Cycle : La Lune seule le sait  vol.


Illustration de MANCHU

MNÉMOS , coll. Icares n° (11)
Dépôt légal : mai 2007
312 pages, catégorie / prix : 19 €
ISBN : 978-2-35408-008-2   
Genre : Science-Fiction 


Autres éditions
   GALLIMARD, 2003, 2007, 2016
   MNÉMOS, 2000
   in La Trilogie de la Lune, 2011

    Quatrième de couverture    
     Printemps 1889. Un vaisseau hybride de chair et de métal fait irruption dans le ciel de Paris, stupéfiant la foule venue célébrer la clôture de l'Exposition Universelle. L'humanité entre en contact avec les extraterrestres Ishkiss et découvre une technologie qui surpasse tout ce que les esprits les plus audacieux ont pu rêver jusque-là...
     Dix ans plus tard, l'Europe s'est transformée grâce à l'alliance avec les êtres d'outre-espace. Pourtant, la révolte gronde. Les opposants sont déportés vers le nouveau bagne que Louis-Napoléon vient d'inaugurer dans les entrailles de la Lune. Quels sont les véritables buts des alliés du maître de l'Empire ? La réponse offre la clé de l'éternité. Un seul homme sur Terre est capable de l'entrevoir...
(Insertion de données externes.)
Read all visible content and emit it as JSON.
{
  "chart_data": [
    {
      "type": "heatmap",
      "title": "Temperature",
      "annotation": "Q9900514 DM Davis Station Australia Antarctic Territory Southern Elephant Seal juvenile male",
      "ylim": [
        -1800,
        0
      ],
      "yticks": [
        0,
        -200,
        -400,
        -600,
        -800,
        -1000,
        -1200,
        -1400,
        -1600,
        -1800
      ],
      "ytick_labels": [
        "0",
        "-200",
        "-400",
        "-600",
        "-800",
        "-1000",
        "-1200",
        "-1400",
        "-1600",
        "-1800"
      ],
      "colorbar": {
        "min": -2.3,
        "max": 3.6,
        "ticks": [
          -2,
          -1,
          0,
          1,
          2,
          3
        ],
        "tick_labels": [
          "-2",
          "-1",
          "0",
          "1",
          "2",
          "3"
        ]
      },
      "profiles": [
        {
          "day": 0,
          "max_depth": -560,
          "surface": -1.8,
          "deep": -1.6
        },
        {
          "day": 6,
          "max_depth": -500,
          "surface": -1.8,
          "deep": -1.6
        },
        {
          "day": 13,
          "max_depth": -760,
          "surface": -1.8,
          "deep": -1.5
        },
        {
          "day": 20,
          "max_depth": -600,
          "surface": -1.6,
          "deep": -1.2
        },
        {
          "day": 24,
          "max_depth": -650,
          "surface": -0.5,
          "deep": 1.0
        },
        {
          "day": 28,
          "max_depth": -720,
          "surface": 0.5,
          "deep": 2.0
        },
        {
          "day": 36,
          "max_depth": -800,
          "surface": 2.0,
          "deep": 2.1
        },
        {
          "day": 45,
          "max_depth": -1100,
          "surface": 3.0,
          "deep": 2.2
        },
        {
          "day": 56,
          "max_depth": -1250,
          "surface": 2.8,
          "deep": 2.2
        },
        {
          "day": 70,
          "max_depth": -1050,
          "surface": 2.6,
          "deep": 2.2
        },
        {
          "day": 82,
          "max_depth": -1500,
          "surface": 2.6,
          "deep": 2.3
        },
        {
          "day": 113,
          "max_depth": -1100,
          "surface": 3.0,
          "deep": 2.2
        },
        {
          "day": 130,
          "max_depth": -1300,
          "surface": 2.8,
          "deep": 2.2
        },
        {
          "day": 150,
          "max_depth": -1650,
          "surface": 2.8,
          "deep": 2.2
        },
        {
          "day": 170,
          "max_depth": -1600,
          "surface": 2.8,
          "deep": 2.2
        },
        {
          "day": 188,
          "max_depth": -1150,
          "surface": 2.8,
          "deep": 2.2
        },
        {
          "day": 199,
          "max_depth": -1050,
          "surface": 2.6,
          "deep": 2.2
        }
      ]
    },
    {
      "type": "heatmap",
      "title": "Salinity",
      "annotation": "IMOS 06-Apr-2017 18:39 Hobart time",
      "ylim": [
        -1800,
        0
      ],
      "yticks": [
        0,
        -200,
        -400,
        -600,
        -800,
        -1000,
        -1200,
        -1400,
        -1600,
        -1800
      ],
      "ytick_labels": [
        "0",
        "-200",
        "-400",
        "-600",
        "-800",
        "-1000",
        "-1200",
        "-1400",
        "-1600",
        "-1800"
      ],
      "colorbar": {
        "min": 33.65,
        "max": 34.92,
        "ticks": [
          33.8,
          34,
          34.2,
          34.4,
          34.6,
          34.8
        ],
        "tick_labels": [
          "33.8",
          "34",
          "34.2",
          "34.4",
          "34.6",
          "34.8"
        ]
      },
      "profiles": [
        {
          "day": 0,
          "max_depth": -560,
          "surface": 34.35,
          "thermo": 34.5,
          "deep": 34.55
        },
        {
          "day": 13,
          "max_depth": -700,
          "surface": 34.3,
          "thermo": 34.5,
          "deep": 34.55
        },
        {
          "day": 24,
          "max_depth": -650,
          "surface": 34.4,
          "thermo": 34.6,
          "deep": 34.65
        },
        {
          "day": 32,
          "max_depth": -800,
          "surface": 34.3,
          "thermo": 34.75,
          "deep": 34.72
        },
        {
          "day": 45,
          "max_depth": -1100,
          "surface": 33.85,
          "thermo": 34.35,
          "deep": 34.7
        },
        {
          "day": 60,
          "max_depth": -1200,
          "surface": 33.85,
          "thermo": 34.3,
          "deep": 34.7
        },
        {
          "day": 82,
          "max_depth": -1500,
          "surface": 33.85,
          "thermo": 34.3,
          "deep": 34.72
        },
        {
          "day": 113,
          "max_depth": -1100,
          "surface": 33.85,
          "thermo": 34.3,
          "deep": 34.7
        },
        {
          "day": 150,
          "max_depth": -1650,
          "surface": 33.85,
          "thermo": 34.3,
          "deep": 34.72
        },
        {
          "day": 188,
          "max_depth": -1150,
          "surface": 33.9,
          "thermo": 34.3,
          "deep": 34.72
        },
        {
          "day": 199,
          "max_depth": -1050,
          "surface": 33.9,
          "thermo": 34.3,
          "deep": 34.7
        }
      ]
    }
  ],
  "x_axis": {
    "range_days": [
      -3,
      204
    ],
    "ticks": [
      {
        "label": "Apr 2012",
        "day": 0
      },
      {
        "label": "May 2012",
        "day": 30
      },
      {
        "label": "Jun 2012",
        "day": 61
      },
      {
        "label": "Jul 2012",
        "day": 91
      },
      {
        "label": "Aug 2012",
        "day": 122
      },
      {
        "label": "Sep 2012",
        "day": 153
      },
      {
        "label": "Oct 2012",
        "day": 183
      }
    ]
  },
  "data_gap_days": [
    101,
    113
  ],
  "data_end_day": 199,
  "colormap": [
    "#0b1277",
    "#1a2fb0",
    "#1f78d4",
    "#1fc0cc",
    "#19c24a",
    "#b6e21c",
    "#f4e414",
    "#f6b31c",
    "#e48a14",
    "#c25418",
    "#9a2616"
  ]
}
     Johan Heliot est né en 1970 ; son œuvre est marquée par l'éclectisme et l'inventivité littéraire. La lune seule le sait a été récompensé par le prix Rosny-Aîné 2001 du meilleur roman de science-fiction francophone.

    Prix obtenus    
Rosny aîné, roman, 2001
 
    Critiques des autres éditions ou de la série    
Edition MNÉMOS, Icares (2001)


     Uchronie, steampunk, science-fiction, roman historique, roman d'aventures, humour, polar, récit politique... La Lune seule le sait est un parfait exemple de ce mélange des genres qui a certes toujours existé mais qui a particulièrement le vent en poupe depuis quelques années.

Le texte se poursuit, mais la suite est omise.